Apparently, they had put on their Ghillie suits and blended in like snipers into the landscape. It was impossible to shoot them because I could not even see them! I learned two things that day: don’t wear bright orange jackets for paintball, and you can’t hit what you can’t see. There is no possible way we can’t fight against pornography and its affects if teenagers don’t even believe it is wrong. You can’t change anything with that mindset. While all sin in bad, sexual sin holds a special place among sins because it wreaks havoc in people’s lives and leaves long term affects. 1 Corinthians 6:18 says it so well, “Flee from sexual immorality. Every other sin a person commits is outside the body, but the sexually immoral person sins against his own body.”
While we mourn these stats, unfortunately they make sense given our current cultural climate. Our culture is becoming ever increasingly sexualized. More and more shows are crossing lines and pushing boundaries. A Kaiser Family Foundation survey found that the number of sex scenes on TV has nearly doubled from 1998 to 2005, 70% of shows contain some sexual content and those shows average 5 sexual scenes an hour.[3]
It is hard to find TV shows that are not provocative. My wife and I really struggle to find clean shows to watch. We watch much less TV than we did 10 years ago and yet we struggle more than ever to find an appropriate show to watch. I am also shocked to find how many Christians will openly admit to watching TV shows that contain full nudity, explicit sex scenes, and depict sexual violence as the norm. Unfortunately, many teens give into the temptation to watch the latest sex-filled show. Teens struggle to find appropriate shows to watch so instead of consuming less TV, they give in and watch the inappropriate sexually explicit shows.
One of the major problems is that their parents are not monitoring what they watch, and are ignorant of the sexually explicit material allowed in shows today. With the availability of parental controls and looking at watch history, there are no reason why parents should not be able to monitor their kids viewing habits. Because of this proliferation of pornographic programs, teens are much more likely to take it a step further and seek out online pornography. Once a teens desires have been aroused and the seed has been planted, our culture continues to water that seed until is sprouts. Then that teen looks for sexual gratification on the internet or in real life.
From
a Barna study done in 2016 they found that 67% of males and 33% of females use
porn.[4] This tells us some important things. Two out of every 3 men look at porn. This is not as high as some numbers I’ve seen
but it is still alarming.

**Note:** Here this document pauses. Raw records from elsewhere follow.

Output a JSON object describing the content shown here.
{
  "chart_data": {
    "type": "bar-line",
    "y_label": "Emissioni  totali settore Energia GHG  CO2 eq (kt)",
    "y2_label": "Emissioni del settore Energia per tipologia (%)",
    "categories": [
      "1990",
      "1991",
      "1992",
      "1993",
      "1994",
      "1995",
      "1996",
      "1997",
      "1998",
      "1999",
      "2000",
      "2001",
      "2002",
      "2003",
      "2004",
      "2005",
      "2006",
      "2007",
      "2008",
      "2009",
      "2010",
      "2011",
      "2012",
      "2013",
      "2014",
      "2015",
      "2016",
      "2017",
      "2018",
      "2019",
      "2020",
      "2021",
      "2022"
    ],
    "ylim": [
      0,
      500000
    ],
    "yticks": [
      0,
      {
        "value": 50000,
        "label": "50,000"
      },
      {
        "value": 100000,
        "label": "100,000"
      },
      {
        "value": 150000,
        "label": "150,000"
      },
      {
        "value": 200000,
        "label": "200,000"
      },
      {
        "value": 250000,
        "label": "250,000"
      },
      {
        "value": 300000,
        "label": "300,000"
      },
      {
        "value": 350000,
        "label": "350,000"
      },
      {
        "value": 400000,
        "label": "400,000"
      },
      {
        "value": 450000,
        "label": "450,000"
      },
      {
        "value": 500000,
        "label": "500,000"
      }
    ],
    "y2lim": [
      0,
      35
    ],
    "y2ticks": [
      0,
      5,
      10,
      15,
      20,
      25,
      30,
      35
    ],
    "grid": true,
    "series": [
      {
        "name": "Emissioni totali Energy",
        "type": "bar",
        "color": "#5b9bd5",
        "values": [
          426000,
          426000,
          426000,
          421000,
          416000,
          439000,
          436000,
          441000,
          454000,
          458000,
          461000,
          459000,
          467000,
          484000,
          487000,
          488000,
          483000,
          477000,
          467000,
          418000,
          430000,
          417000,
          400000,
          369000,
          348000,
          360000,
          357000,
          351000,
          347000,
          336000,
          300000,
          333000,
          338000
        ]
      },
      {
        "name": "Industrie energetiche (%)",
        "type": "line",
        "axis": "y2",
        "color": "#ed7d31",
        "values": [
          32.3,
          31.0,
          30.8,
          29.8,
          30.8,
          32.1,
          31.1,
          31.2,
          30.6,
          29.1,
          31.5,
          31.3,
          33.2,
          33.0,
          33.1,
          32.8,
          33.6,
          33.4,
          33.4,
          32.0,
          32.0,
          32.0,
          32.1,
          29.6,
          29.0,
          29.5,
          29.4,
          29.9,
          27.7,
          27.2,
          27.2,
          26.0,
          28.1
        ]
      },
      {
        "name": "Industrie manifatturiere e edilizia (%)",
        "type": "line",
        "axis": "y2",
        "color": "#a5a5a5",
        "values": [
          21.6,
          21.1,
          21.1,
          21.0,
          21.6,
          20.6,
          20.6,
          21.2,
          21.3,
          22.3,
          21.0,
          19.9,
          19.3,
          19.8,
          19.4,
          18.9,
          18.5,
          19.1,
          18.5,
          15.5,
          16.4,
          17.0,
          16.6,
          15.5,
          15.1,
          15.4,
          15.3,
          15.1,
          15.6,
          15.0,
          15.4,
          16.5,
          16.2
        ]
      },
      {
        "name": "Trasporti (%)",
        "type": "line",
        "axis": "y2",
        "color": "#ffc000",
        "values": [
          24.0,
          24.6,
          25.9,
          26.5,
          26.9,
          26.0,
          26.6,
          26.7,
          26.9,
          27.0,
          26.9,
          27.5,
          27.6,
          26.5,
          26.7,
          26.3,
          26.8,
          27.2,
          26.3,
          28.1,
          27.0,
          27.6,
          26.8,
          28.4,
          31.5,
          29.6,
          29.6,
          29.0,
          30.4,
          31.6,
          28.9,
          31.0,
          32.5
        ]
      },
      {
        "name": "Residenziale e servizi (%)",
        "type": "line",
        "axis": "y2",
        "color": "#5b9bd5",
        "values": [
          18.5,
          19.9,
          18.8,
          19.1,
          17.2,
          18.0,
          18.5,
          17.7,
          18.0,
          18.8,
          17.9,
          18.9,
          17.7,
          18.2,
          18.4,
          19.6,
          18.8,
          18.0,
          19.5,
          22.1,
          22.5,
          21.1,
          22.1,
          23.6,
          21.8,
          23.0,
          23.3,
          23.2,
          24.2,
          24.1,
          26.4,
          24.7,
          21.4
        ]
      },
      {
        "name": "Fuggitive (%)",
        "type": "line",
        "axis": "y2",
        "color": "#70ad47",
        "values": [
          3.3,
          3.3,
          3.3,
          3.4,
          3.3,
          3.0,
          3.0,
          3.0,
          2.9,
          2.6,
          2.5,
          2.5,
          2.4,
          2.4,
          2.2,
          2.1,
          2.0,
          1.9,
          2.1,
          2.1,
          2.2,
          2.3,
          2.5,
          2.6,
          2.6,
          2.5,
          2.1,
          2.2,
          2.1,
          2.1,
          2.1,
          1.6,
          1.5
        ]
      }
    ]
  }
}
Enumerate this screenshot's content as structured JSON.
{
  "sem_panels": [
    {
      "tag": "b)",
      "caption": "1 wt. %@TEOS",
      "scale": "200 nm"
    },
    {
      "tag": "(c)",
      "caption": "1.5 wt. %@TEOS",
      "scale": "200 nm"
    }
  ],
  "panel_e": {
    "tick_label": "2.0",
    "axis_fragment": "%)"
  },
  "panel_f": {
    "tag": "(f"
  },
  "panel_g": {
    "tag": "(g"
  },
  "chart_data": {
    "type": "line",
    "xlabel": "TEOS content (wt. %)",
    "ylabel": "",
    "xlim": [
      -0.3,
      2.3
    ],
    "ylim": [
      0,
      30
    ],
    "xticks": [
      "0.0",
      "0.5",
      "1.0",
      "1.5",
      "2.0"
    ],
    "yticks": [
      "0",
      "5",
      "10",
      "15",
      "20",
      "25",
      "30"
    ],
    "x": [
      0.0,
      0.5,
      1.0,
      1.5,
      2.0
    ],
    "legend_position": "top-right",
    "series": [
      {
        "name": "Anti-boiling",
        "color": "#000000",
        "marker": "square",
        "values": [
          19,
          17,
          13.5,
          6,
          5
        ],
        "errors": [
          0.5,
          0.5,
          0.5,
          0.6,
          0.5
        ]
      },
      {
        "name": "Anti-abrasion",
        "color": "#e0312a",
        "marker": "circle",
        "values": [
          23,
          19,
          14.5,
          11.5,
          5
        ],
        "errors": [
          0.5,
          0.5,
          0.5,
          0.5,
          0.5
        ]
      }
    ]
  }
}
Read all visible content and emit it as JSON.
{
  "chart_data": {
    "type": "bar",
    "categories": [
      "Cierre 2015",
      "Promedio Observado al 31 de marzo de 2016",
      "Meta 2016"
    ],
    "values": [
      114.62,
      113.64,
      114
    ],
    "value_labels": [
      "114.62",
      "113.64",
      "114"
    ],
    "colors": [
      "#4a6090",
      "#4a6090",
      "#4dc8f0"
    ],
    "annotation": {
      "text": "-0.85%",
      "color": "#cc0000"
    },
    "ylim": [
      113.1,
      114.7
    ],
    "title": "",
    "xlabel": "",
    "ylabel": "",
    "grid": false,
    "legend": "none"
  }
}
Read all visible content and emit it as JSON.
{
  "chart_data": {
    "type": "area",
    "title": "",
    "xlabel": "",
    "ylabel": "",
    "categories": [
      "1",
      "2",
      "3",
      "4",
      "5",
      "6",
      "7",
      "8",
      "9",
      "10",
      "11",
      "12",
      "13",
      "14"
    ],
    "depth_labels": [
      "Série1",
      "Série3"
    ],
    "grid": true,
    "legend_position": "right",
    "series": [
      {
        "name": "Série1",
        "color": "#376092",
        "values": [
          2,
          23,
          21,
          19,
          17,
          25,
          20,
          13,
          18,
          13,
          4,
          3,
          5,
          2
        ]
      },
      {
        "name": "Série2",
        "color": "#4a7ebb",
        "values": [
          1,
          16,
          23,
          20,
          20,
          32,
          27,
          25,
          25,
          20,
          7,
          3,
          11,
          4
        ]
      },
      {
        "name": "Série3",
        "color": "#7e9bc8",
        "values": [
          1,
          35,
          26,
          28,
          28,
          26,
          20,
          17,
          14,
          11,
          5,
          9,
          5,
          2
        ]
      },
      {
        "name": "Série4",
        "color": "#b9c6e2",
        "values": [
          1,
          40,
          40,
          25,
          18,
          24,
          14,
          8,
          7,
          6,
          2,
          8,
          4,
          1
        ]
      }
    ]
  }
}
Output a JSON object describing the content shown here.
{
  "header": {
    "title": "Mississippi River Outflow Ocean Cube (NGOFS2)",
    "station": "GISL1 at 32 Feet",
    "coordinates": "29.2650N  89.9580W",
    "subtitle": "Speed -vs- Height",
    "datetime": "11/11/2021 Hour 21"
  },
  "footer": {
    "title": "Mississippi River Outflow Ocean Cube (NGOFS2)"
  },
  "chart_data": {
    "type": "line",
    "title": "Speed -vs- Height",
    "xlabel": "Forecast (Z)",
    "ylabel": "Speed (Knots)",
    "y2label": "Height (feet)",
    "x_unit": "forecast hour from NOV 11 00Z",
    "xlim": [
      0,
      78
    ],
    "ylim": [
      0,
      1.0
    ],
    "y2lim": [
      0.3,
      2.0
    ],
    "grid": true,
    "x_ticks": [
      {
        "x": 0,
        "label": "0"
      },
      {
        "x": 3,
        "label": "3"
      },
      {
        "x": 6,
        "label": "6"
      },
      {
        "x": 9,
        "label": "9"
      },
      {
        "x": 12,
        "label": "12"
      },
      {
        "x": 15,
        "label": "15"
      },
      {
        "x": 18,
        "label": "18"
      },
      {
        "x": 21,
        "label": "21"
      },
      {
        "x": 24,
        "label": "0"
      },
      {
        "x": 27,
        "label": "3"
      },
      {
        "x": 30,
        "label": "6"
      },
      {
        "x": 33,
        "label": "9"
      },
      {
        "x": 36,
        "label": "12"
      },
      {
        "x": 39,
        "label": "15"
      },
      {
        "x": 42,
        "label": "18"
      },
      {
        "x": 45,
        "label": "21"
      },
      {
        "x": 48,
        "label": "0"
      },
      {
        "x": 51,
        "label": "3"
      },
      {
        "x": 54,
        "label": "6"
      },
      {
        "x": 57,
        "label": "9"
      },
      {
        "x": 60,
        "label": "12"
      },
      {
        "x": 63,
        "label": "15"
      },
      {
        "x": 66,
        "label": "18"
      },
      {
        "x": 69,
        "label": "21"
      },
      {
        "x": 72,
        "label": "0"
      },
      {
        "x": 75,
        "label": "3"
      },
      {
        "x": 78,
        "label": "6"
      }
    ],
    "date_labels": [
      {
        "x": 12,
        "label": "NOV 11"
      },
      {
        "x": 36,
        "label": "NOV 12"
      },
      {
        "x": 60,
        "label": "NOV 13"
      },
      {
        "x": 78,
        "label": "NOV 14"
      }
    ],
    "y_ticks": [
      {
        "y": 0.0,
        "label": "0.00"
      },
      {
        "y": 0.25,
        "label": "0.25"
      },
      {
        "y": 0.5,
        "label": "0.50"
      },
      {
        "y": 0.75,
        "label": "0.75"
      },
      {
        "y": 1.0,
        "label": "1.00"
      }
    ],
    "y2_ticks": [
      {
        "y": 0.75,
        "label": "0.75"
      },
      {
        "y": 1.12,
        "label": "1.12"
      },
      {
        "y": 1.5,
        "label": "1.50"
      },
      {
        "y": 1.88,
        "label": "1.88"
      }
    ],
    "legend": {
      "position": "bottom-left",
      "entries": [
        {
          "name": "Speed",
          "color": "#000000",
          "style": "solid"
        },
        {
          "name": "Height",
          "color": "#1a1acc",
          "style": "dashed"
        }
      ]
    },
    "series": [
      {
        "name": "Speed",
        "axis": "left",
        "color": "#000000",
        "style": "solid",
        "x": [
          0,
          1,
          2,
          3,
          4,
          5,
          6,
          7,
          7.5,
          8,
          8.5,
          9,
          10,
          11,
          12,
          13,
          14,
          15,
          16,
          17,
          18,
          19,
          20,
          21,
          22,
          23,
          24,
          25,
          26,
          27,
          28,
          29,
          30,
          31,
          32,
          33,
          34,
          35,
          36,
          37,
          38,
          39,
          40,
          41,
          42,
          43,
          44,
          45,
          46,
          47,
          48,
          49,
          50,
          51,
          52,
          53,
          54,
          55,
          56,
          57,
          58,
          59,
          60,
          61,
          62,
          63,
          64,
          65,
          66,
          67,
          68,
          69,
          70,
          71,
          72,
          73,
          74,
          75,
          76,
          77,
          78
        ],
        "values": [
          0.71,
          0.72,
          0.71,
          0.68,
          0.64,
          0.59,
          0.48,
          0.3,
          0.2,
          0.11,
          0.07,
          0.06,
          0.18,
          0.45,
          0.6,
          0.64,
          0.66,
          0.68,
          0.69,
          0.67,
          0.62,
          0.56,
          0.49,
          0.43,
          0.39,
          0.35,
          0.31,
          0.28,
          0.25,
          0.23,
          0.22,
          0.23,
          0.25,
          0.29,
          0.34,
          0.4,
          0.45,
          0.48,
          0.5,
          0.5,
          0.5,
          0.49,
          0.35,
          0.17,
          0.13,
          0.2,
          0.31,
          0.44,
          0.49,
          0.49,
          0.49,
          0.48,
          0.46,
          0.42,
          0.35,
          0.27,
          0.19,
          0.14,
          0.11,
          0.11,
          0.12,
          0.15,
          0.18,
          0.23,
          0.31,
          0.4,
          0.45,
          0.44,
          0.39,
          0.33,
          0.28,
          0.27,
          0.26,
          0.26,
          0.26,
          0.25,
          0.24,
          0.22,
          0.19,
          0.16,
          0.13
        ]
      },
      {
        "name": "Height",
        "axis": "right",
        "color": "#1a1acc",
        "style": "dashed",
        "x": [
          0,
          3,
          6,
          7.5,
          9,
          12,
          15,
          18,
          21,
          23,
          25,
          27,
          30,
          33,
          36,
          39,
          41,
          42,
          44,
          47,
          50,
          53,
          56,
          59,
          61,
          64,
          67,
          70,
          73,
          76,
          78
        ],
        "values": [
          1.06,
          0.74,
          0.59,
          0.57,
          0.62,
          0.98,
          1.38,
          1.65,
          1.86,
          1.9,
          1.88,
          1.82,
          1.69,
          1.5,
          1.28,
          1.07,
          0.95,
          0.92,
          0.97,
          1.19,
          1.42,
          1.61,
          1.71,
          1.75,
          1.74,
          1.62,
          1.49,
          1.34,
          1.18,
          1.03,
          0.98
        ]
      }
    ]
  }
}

Also, this is
not just a male problem. One out of
every 3 females look at porn. For some
parents this is a wake-up call to realize that your daughters are not immune to
this epidemic. While pornography used to
be a solely male problem, every year the percentage of female users is
climbing. This is a problem affecting
all of our young people. Even if our
teens are not directly involved, pornography has so shaped culture, how teens
interact, and the conversations they are willing to have that it is an issue
for all of us.
[1] https://www.barna.com/research/porn-in-the-digital-age-new-research-reveals-10-trends/
[2] https://news.gallup.com/poll/235280/americans-say-pornography-morally-acceptable.aspx
[3] Exploring the Dimensions of Human Sexuality, Jerrold S. Greenberg, Clint E. Bruess, Sara B. Oswalt, 2016, pg 694.